Leber Congenital Amaurosis 17
A number sign (#) is used with this entry because of evidence that Leber congenital amaurosis-17 (LCA17) is caused by compound heterozygous mutation in the GDF6 gene (601147) on chromosome 8q22.
For a general phenotypic description and a discussion of genetic heterogeneity of Leber congenital amaurosis (LCA), see LCA1 (204000).
Clinical FeaturesAsai-Coakwell et al. (2013) studied a female LCA patient with compound heterozygous mutations in the GDF6 gene who had vision limited to detection of hand motions, with an extinguished electroretinogram (ERG) typical of the LCA phenotype. She did not have other ocular or systemic phenotypes, but the authors noted that she had not undergone radiologic imaging to detect milder GDF6-induced skeletal disease. Evaluation of her clinically unaffected mother revealed a delayed rod b-wave implicit time on ERG; similarly, her apparently unaffected father showed reduced b-wave amplitude.

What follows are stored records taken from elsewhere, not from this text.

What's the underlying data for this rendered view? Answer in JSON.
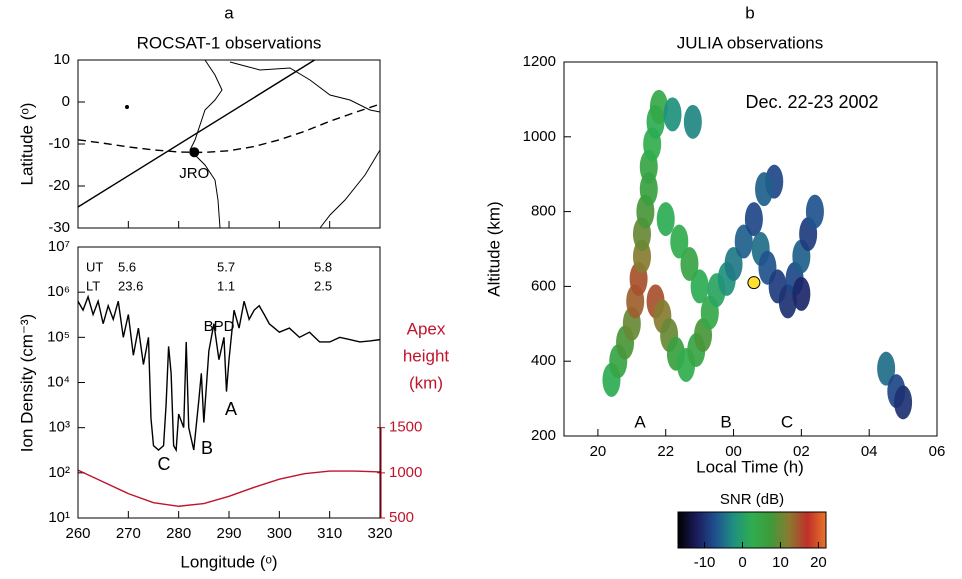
{
  "chart_data": [
    {
      "type": "map",
      "panel": "a",
      "title": "ROCSAT-1 observations",
      "ylabel": "Latitude (ᵒ)",
      "xlim": [
        260,
        320
      ],
      "ylim": [
        -30,
        10
      ],
      "yticks": [
        -30,
        -20,
        -10,
        0,
        10
      ],
      "series": [
        {
          "color": "#000000",
          "dashed": false,
          "x": [
            260,
            307
          ],
          "values": [
            -25,
            10
          ]
        },
        {
          "color": "#000000",
          "dashed": true,
          "x": [
            260,
            265,
            270,
            275,
            280,
            285,
            290,
            295,
            300,
            305,
            310,
            315,
            320
          ],
          "values": [
            -9,
            -9.8,
            -10.7,
            -11.4,
            -11.9,
            -12,
            -11.6,
            -10.6,
            -9,
            -7,
            -4.6,
            -2.5,
            -0.5
          ]
        }
      ],
      "points": {
        "x": [
          283.1
        ],
        "values": [
          -11.95
        ],
        "labels": [
          "JRO"
        ],
        "color": "#000000"
      }
    },
    {
      "type": "line",
      "log_y": true,
      "xlabel": "Longitude (ᵒ)",
      "ylabel": "Ion Density (cm⁻³)",
      "y2label": [
        "Apex",
        "height",
        "(km)"
      ],
      "y2color": "#c0142c",
      "xlim": [
        260,
        320
      ],
      "xticks": [
        260,
        270,
        280,
        290,
        300,
        310,
        320
      ],
      "ylim": [
        10,
        10000000
      ],
      "yticks": [
        {
          "value": 10,
          "label": "10¹"
        },
        {
          "value": 100,
          "label": "10²"
        },
        {
          "value": 1000,
          "label": "10³"
        },
        {
          "value": 10000,
          "label": "10⁴"
        },
        {
          "value": 100000,
          "label": "10⁵"
        },
        {
          "value": 1000000,
          "label": "10⁶"
        },
        {
          "value": 10000000,
          "label": "10⁷"
        }
      ],
      "y2lim": [
        500,
        3500
      ],
      "y2ticks": [
        500,
        1000,
        1500
      ],
      "ut_lt": [
        [
          "UT",
          "5.6",
          "5.7",
          "5.8"
        ],
        [
          "LT",
          "23.6",
          "1.1",
          "2.5"
        ]
      ],
      "annotations": [
        "BPD",
        "A",
        "B",
        "C"
      ],
      "series": [
        {
          "color": "#000000",
          "x": [
            260,
            261,
            262,
            263,
            264,
            265,
            266,
            267,
            268,
            269,
            270,
            271,
            272,
            273,
            274,
            274.5,
            275,
            276,
            277,
            277.5,
            278,
            278.5,
            279,
            279.5,
            280,
            281,
            281.5,
            282,
            283,
            284,
            284.5,
            285,
            286,
            287,
            288,
            289,
            289.5,
            290,
            291,
            292,
            293,
            294,
            295,
            296,
            297,
            298,
            300,
            302,
            304,
            306,
            308,
            310,
            312,
            314,
            316,
            318,
            320
          ],
          "values": [
            630000,
            400000,
            790000,
            320000,
            630000,
            200000,
            500000,
            250000,
            630000,
            100000,
            320000,
            40000,
            160000,
            25000,
            100000,
            1600,
            400,
            320,
            400,
            3200,
            63000,
            16000,
            400,
            320,
            2000,
            1000,
            79000,
            1000,
            320,
            4000,
            16000,
            1300,
            50000,
            200000,
            32000,
            100000,
            6300,
            32000,
            400000,
            160000,
            630000,
            250000,
            400000,
            500000,
            320000,
            200000,
            130000,
            160000,
            100000,
            130000,
            79000,
            79000,
            100000,
            89000,
            79000,
            83000,
            89000
          ]
        },
        {
          "color": "#c0142c",
          "axis": "y2",
          "x": [
            260,
            265,
            270,
            275,
            280,
            285,
            290,
            295,
            300,
            305,
            310,
            315,
            320
          ],
          "values": [
            1030,
            900,
            770,
            670,
            630,
            660,
            740,
            840,
            930,
            990,
            1020,
            1020,
            1010
          ]
        }
      ]
    },
    {
      "type": "scatter",
      "panel": "b",
      "title": "JULIA observations",
      "annotation": "Dec. 22-23 2002",
      "markers": [
        "A",
        "B",
        "C"
      ],
      "xlabel": "Local Time (h)",
      "ylabel": "Altitude (km)",
      "xlim": [
        19,
        30
      ],
      "xticks": [
        20,
        22,
        {
          "value": 24,
          "label": "00"
        },
        {
          "value": 26,
          "label": "02"
        },
        {
          "value": 28,
          "label": "04"
        },
        {
          "value": 30,
          "label": "06"
        }
      ],
      "ylim": [
        200,
        1200
      ],
      "yticks": [
        200,
        400,
        600,
        800,
        1000,
        1200
      ],
      "series": [
        {
          "x": [
            20.4,
            20.6,
            20.8,
            21.0,
            21.1,
            21.2,
            21.3,
            21.3,
            21.4,
            21.5,
            21.5,
            21.6,
            21.7,
            21.8,
            22.2,
            22.8,
            21.7,
            21.9,
            22.1,
            22.3,
            22.6,
            22.9,
            23.1,
            23.3,
            23.0,
            22.7,
            22.4,
            22.0,
            23.5,
            23.8,
            24.0,
            24.3,
            24.6,
            24.8,
            25.0,
            25.3,
            25.6,
            25.8,
            26.0,
            26.2,
            26.4,
            25.2,
            24.9,
            26.0,
            28.5,
            28.8,
            29.0
          ],
          "values": [
            350,
            400,
            450,
            500,
            560,
            620,
            680,
            740,
            800,
            860,
            920,
            980,
            1040,
            1080,
            1060,
            1040,
            560,
            520,
            470,
            420,
            390,
            430,
            470,
            530,
            600,
            660,
            720,
            780,
            590,
            620,
            660,
            720,
            780,
            700,
            650,
            600,
            560,
            620,
            680,
            740,
            800,
            880,
            860,
            580,
            380,
            320,
            290
          ],
          "snr": [
            2,
            5,
            8,
            10,
            14,
            15,
            12,
            10,
            8,
            6,
            5,
            3,
            2,
            4,
            -2,
            -3,
            15,
            12,
            10,
            6,
            3,
            5,
            8,
            4,
            2,
            5,
            3,
            2,
            1,
            -2,
            -4,
            -6,
            -8,
            -5,
            -7,
            -9,
            -10,
            -8,
            -6,
            -9,
            -7,
            -8,
            -6,
            -11,
            -5,
            -8,
            -10
          ]
        }
      ],
      "highlight": {
        "x": [
          24.6
        ],
        "values": [
          610
        ],
        "color": "#ffe033"
      },
      "colorbar": {
        "label": "SNR (dB)",
        "lim": [
          -17,
          22
        ],
        "ticks": [
          -10,
          0,
          10,
          20
        ],
        "colormap": [
          "#000000",
          "#1b1b5c",
          "#1f4f8f",
          "#1f8f80",
          "#2fae4f",
          "#3f9a3a",
          "#8a7a30",
          "#c0302a",
          "#e8742a"
        ]
      }
    }
  ]
}
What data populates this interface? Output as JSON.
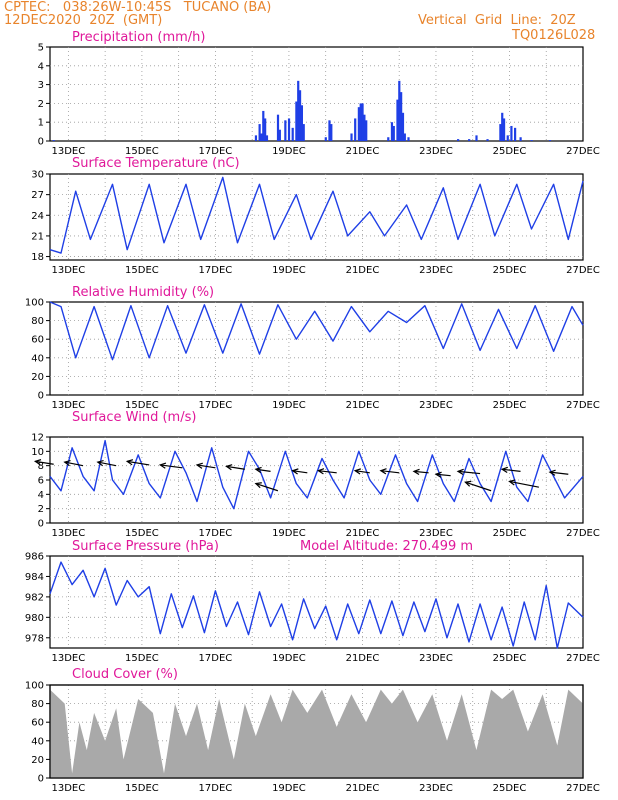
{
  "header": {
    "station": "CPTEC:   038:26W-10:45S   TUCANO (BA)",
    "datetime": "12DEC2020  20Z  (GMT)",
    "grid_note": "Vertical  Grid  Line:  20Z",
    "code": "TQ0126L028"
  },
  "colors": {
    "line": "#1f3fe6",
    "bar": "#1f3fe6",
    "cloud": "#a9a9a9",
    "title": "#e0189a",
    "header": "#e8842c"
  },
  "chart_data": [
    {
      "id": "precip",
      "type": "bar",
      "title": "Precipitation  (mm/h)",
      "ylim": [
        0,
        5
      ],
      "yticks": [
        0,
        1,
        2,
        3,
        4,
        5
      ],
      "x_date_labels": [
        "13DEC",
        "15DEC",
        "17DEC",
        "19DEC",
        "21DEC",
        "23DEC",
        "25DEC",
        "27DEC"
      ],
      "bars": [
        [
          0.1,
          0.05
        ],
        [
          5.6,
          0.3
        ],
        [
          5.7,
          0.9
        ],
        [
          5.75,
          0.4
        ],
        [
          5.8,
          1.6
        ],
        [
          5.85,
          1.2
        ],
        [
          5.9,
          0.3
        ],
        [
          6.2,
          1.4
        ],
        [
          6.25,
          0.6
        ],
        [
          6.4,
          1.1
        ],
        [
          6.5,
          1.2
        ],
        [
          6.6,
          0.7
        ],
        [
          6.7,
          2.1
        ],
        [
          6.75,
          3.2
        ],
        [
          6.8,
          2.7
        ],
        [
          6.85,
          1.9
        ],
        [
          6.9,
          0.9
        ],
        [
          7.5,
          0.2
        ],
        [
          7.6,
          1.1
        ],
        [
          7.65,
          0.9
        ],
        [
          8.2,
          0.4
        ],
        [
          8.3,
          1.2
        ],
        [
          8.4,
          1.8
        ],
        [
          8.45,
          2.0
        ],
        [
          8.5,
          2.0
        ],
        [
          8.55,
          1.4
        ],
        [
          8.6,
          1.1
        ],
        [
          9.2,
          0.2
        ],
        [
          9.3,
          1.0
        ],
        [
          9.35,
          0.8
        ],
        [
          9.45,
          2.2
        ],
        [
          9.5,
          3.2
        ],
        [
          9.55,
          2.6
        ],
        [
          9.6,
          1.5
        ],
        [
          9.65,
          0.4
        ],
        [
          9.75,
          0.2
        ],
        [
          11.1,
          0.1
        ],
        [
          11.4,
          0.1
        ],
        [
          11.6,
          0.3
        ],
        [
          11.9,
          0.1
        ],
        [
          12.25,
          0.9
        ],
        [
          12.3,
          1.5
        ],
        [
          12.35,
          1.2
        ],
        [
          12.45,
          0.3
        ],
        [
          12.55,
          0.8
        ],
        [
          12.65,
          0.7
        ],
        [
          12.8,
          0.2
        ],
        [
          13.1,
          0.05
        ],
        [
          13.6,
          0.05
        ]
      ]
    },
    {
      "id": "temp",
      "type": "line",
      "title": "Surface Temperature  (nC)",
      "ylim": [
        17.5,
        30
      ],
      "yticks": [
        18,
        21,
        24,
        27,
        30
      ],
      "x_date_labels": [
        "13DEC",
        "15DEC",
        "17DEC",
        "19DEC",
        "21DEC",
        "23DEC",
        "25DEC",
        "27DEC"
      ],
      "x": [
        0,
        0.3,
        0.7,
        1.1,
        1.7,
        2.1,
        2.7,
        3.1,
        3.7,
        4.1,
        4.7,
        5.1,
        5.7,
        6.1,
        6.7,
        7.1,
        7.7,
        8.1,
        8.7,
        9.1,
        9.7,
        10.1,
        10.7,
        11.1,
        11.7,
        12.1,
        12.7,
        13.1,
        13.7,
        14.1,
        14.5
      ],
      "y": [
        19.0,
        18.5,
        27.5,
        20.5,
        28.5,
        19.0,
        28.5,
        20.0,
        28.5,
        20.5,
        29.5,
        20.0,
        28.5,
        20.5,
        27.0,
        20.5,
        27.5,
        21.0,
        24.5,
        21.0,
        25.5,
        20.5,
        28.0,
        20.5,
        28.5,
        21.0,
        28.5,
        22.0,
        28.5,
        20.5,
        29.0
      ]
    },
    {
      "id": "rh",
      "type": "line",
      "title": "Relative Humidity  (%)",
      "ylim": [
        0,
        100
      ],
      "yticks": [
        0,
        20,
        40,
        60,
        80,
        100
      ],
      "x_date_labels": [
        "13DEC",
        "15DEC",
        "17DEC",
        "19DEC",
        "21DEC",
        "23DEC",
        "25DEC",
        "27DEC"
      ],
      "x": [
        0,
        0.3,
        0.7,
        1.2,
        1.7,
        2.2,
        2.7,
        3.2,
        3.7,
        4.2,
        4.7,
        5.2,
        5.7,
        6.2,
        6.7,
        7.2,
        7.7,
        8.2,
        8.7,
        9.2,
        9.7,
        10.2,
        10.7,
        11.2,
        11.7,
        12.2,
        12.7,
        13.2,
        13.7,
        14.2,
        14.5
      ],
      "y": [
        100,
        95,
        40,
        95,
        38,
        96,
        40,
        96,
        45,
        97,
        45,
        98,
        44,
        97,
        60,
        90,
        58,
        95,
        68,
        90,
        78,
        96,
        50,
        98,
        48,
        92,
        50,
        96,
        47,
        95,
        75
      ]
    },
    {
      "id": "wind",
      "type": "line",
      "title": "Surface Wind  (m/s)",
      "ylim": [
        0,
        12
      ],
      "yticks": [
        0,
        2,
        4,
        6,
        8,
        10,
        12
      ],
      "x_date_labels": [
        "13DEC",
        "15DEC",
        "17DEC",
        "19DEC",
        "21DEC",
        "23DEC",
        "25DEC",
        "27DEC"
      ],
      "x": [
        0,
        0.3,
        0.6,
        0.9,
        1.2,
        1.5,
        1.7,
        2.0,
        2.4,
        2.7,
        3.0,
        3.4,
        3.7,
        4.0,
        4.4,
        4.7,
        5.0,
        5.4,
        5.7,
        6.0,
        6.4,
        6.7,
        7.0,
        7.4,
        7.7,
        8.0,
        8.4,
        8.7,
        9.0,
        9.4,
        9.7,
        10.0,
        10.4,
        10.7,
        11.0,
        11.4,
        11.7,
        12.0,
        12.4,
        12.7,
        13.0,
        13.4,
        13.7,
        14.0,
        14.5
      ],
      "y": [
        6.5,
        4.5,
        10.5,
        6.5,
        4.5,
        11.5,
        6.0,
        4.0,
        9.5,
        5.5,
        3.5,
        10.0,
        7.0,
        3.0,
        10.5,
        5.0,
        2.0,
        10.0,
        7.5,
        3.5,
        10.0,
        5.5,
        3.5,
        9.0,
        6.0,
        3.5,
        10.0,
        6.0,
        4.0,
        9.5,
        5.5,
        3.0,
        9.5,
        5.5,
        3.0,
        9.0,
        5.5,
        3.0,
        10.0,
        5.0,
        3.0,
        9.5,
        6.5,
        3.5,
        6.5
      ],
      "arrows": [
        [
          0.1,
          8.2,
          -0.5,
          0.4
        ],
        [
          0.9,
          8.0,
          -0.5,
          0.5
        ],
        [
          1.8,
          8.0,
          -0.5,
          0.5
        ],
        [
          2.7,
          8.1,
          -0.6,
          0.5
        ],
        [
          3.6,
          7.7,
          -0.6,
          0.4
        ],
        [
          4.5,
          7.7,
          -0.5,
          0.4
        ],
        [
          5.3,
          7.5,
          -0.5,
          0.4
        ],
        [
          6.0,
          7.2,
          -0.4,
          0.3
        ],
        [
          6.2,
          4.5,
          -0.6,
          1.0
        ],
        [
          7.0,
          7.0,
          -0.4,
          0.3
        ],
        [
          7.8,
          7.0,
          -0.5,
          0.3
        ],
        [
          8.7,
          7.0,
          -0.4,
          0.3
        ],
        [
          9.5,
          7.0,
          -0.5,
          0.3
        ],
        [
          10.3,
          7.0,
          -0.4,
          0.2
        ],
        [
          10.9,
          6.6,
          -0.4,
          0.2
        ],
        [
          11.7,
          6.9,
          -0.6,
          0.3
        ],
        [
          12.0,
          4.5,
          -0.7,
          1.2
        ],
        [
          12.8,
          7.2,
          -0.5,
          0.3
        ],
        [
          13.3,
          5.0,
          -0.8,
          0.8
        ],
        [
          14.1,
          6.8,
          -0.5,
          0.3
        ]
      ]
    },
    {
      "id": "pres",
      "type": "line",
      "title": "Surface Pressure  (hPa)",
      "subtitle": "Model Altitude:  270.499  m",
      "ylim": [
        977,
        986
      ],
      "yticks": [
        978,
        980,
        982,
        984,
        986
      ],
      "x_date_labels": [
        "13DEC",
        "15DEC",
        "17DEC",
        "19DEC",
        "21DEC",
        "23DEC",
        "25DEC",
        "27DEC"
      ],
      "x": [
        0,
        0.3,
        0.6,
        0.9,
        1.2,
        1.5,
        1.8,
        2.1,
        2.4,
        2.7,
        3.0,
        3.3,
        3.6,
        3.9,
        4.2,
        4.5,
        4.8,
        5.1,
        5.4,
        5.7,
        6.0,
        6.3,
        6.6,
        6.9,
        7.2,
        7.5,
        7.8,
        8.1,
        8.4,
        8.7,
        9.0,
        9.3,
        9.6,
        9.9,
        10.2,
        10.5,
        10.8,
        11.1,
        11.4,
        11.7,
        12.0,
        12.3,
        12.6,
        12.9,
        13.2,
        13.5,
        13.8,
        14.1,
        14.5
      ],
      "y": [
        982.3,
        985.4,
        983.2,
        984.6,
        982.0,
        984.8,
        981.2,
        983.6,
        982.0,
        983.0,
        978.4,
        982.3,
        979.0,
        982.1,
        978.5,
        982.6,
        979.1,
        981.5,
        978.3,
        982.5,
        979.1,
        981.3,
        977.8,
        981.8,
        978.9,
        981.1,
        977.8,
        981.3,
        978.4,
        981.7,
        978.4,
        981.6,
        978.2,
        981.5,
        978.6,
        981.8,
        978.0,
        981.3,
        977.6,
        981.3,
        977.8,
        981.0,
        977.2,
        981.5,
        977.8,
        983.1,
        977.0,
        981.4,
        980.0
      ]
    },
    {
      "id": "cloud",
      "type": "area",
      "title": "Cloud Cover  (%)",
      "ylim": [
        0,
        100
      ],
      "yticks": [
        0,
        20,
        40,
        60,
        80,
        100
      ],
      "x_date_labels": [
        "13DEC",
        "15DEC",
        "17DEC",
        "19DEC",
        "21DEC",
        "23DEC",
        "25DEC",
        "27DEC"
      ],
      "x": [
        0,
        0.4,
        0.6,
        0.8,
        1.0,
        1.2,
        1.5,
        1.8,
        2.0,
        2.4,
        2.8,
        3.1,
        3.4,
        3.7,
        4.0,
        4.3,
        4.6,
        5.0,
        5.3,
        5.6,
        6.0,
        6.3,
        6.6,
        7.0,
        7.4,
        7.8,
        8.2,
        8.6,
        9.0,
        9.3,
        9.6,
        10.0,
        10.4,
        10.8,
        11.2,
        11.6,
        12.0,
        12.3,
        12.6,
        13.0,
        13.4,
        13.8,
        14.1,
        14.5
      ],
      "y": [
        95,
        80,
        5,
        60,
        30,
        70,
        40,
        75,
        20,
        85,
        70,
        5,
        80,
        45,
        80,
        30,
        85,
        20,
        80,
        45,
        90,
        60,
        95,
        70,
        95,
        55,
        90,
        60,
        95,
        80,
        95,
        60,
        90,
        40,
        90,
        30,
        95,
        85,
        95,
        50,
        90,
        35,
        95,
        80
      ]
    }
  ]
}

Molecular GeneticsAsai-Coakwell et al. (2013) analyzed the GDF6 gene in 279 DNA samples from patients diagnosed with Leber congenital amaurosis or juvenile retinitis pigmentosa (JRP) who were negative for mutation in known causative genes, and identified compound heterozygosity for 2 missense mutations in 1 female LCA proband: A249E (601147.0001) and D57H (601147.0008). The A249E mutation had previously been identified in a family with Klippel-Feil syndrome (118100), in 1 proband with isolated microphthalmia (MCOP4; 613094), and in a patient with coloboma and postaxial polydactyly without vertebral defects. Heterozygosity for GDF6 missense mutations was identified in 3 probands from the LCA/JRP cohort: A249E, A199T (601147.0007), and E292D (601147.0009). Asai-Coakwell et al. (2013) hypothesized that a second variant in the TGF-beta (see 190180) pathway was present in the probands with a heterozygous GDF6 mutation, but exome sequencing yielded incomplete coverage across open-reading frames of BMP (see 112261) ligands, preventing identification of known heterozygous mutations.
Animal ModelAsai-Coakwell et al. (2013) generated mice with a targeted deletion of Gdf6 exon 2 and observed that heterozygotes exhibited abnormal electroretinograms with up to 66% decreases in the bipolar cell-driven b-wave and 54% decreases in the photoreceptor-mediated a-wave amplitudes, as well as 3 to 27% reduced photopic flicker fusion, findings compatible with a role for GDF6 in retinal function. Examination of adult zebrafish homozygous for a Gdf6 S55X mutation showed microphthalmia and misshapen irides. Histologic analysis of homozygous mutants at 2 weeks of age demonstrated profound alterations to the morphology of individual photoreceptor subtypes, including red/green and UV cones. Actin and nuclear staining at later timepoints revealed loss of normal retinal lamination, and immunohistochemistry showed disorganization of Muller glial cells. Cone photoreceptors in homozygous mutant adult zebrafish were consistently dysmorphic and reduced in abundance. In addition, significantly increased retinal apoptosis was observed in Gdf6 mutant mice and zebrafish compared to wildtype animals; treatment of mutant zebrafish embryos with the antiapoptotic compound P7C3 rescued the retinal apoptosis without evidence of toxicity. Asai-Coakwell et al. (2013) stated that this was the first evidence of perturbed TGF-beta (see 190180) signaling in retinal disease.